In the early days of my own Kickstarter project, I sought out the advise of Richard Bliss from the Funding the Dream podcast and found him to be an immense help. While the concept of pubic fundraising is still in its infancy, there are various standards in place proven to have worked from project to project, all of which involve impact marketing and direct targeting. This reveals yet another advantage of the Online Age: availability.

Recognition
When it comes down to it, creativity and ingenuity are just as essential as they’ve always been. Only the tools have changed. The challenge in finding and obtaining investors can be more daunting than convincing people to buy the final product, but each step requires promotion and individuality. Games designed with original rule mechanics face a daunting climb, as they must convince potential backers and players their work coalesces into a unique and enjoyable experience while shouting above the commotion of the tried and true representatives of the genre.
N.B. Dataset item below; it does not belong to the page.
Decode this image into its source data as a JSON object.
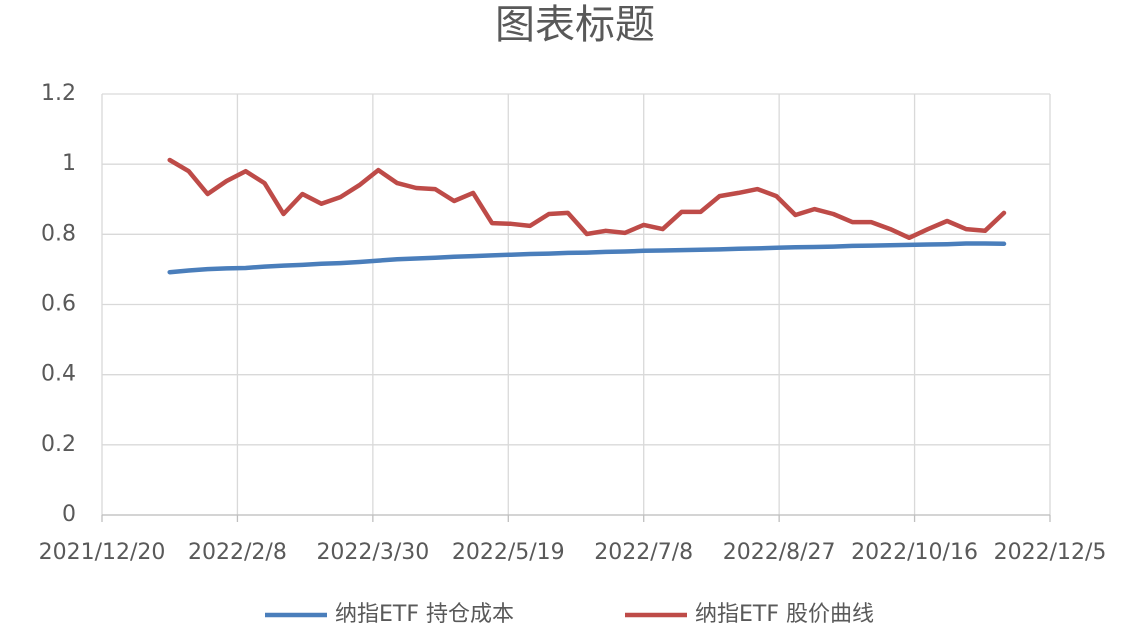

Greg Christopher devised a rather clever means of garnishing some of that crucial attention by drafting a Disclosure Agreement to his upcoming NordBoerne RPG. Contrasting the standardized Non-Disclosure Agreement prohibiting playtesters from revealing the secrets of a game, this one encourages players to talk about it as much as possible. In essence, what’s been drafted here is a concise requirement of perhaps the most assumed portion of playtesting: word of mouth advertising.

Evaluation
There’s an invaluable resource available to the kind of exposure your upcoming project can gain from methods such as Kickstarter: information. Rare are the projects failing to collect any backers at all. It’s like setting a booth at GenCon and no one stops by at all except to ask you where they can find the bathroom; it doesn’t happen. Even if the project fails to get off the ground, the effort provides you with enough information to make a second (or third) attempt, fueling you with enough data to determine what went wrong and where to go from here. Sometimes it’s not about what you gained, but what you didn’t gain.

All of this possibility leaves me very eager to see what the RPG community produces over the next few years and gives me cause to wonder what direction it will take by the next decade. Like the last publishing boom of the previous decade, there is enormous potential for new ideas, mechanics, and concepts to evolve for a wider audience. Unlike the earlier decade, it’s not limited to the production of a single rule set guided by a single publisher. This is truly a chance for the roleplaying game to spread its winds and try something different. What may be the standard design now can become just another flavor in the candy store; we may enjoy it now and again, but want to have just a taste of something wild.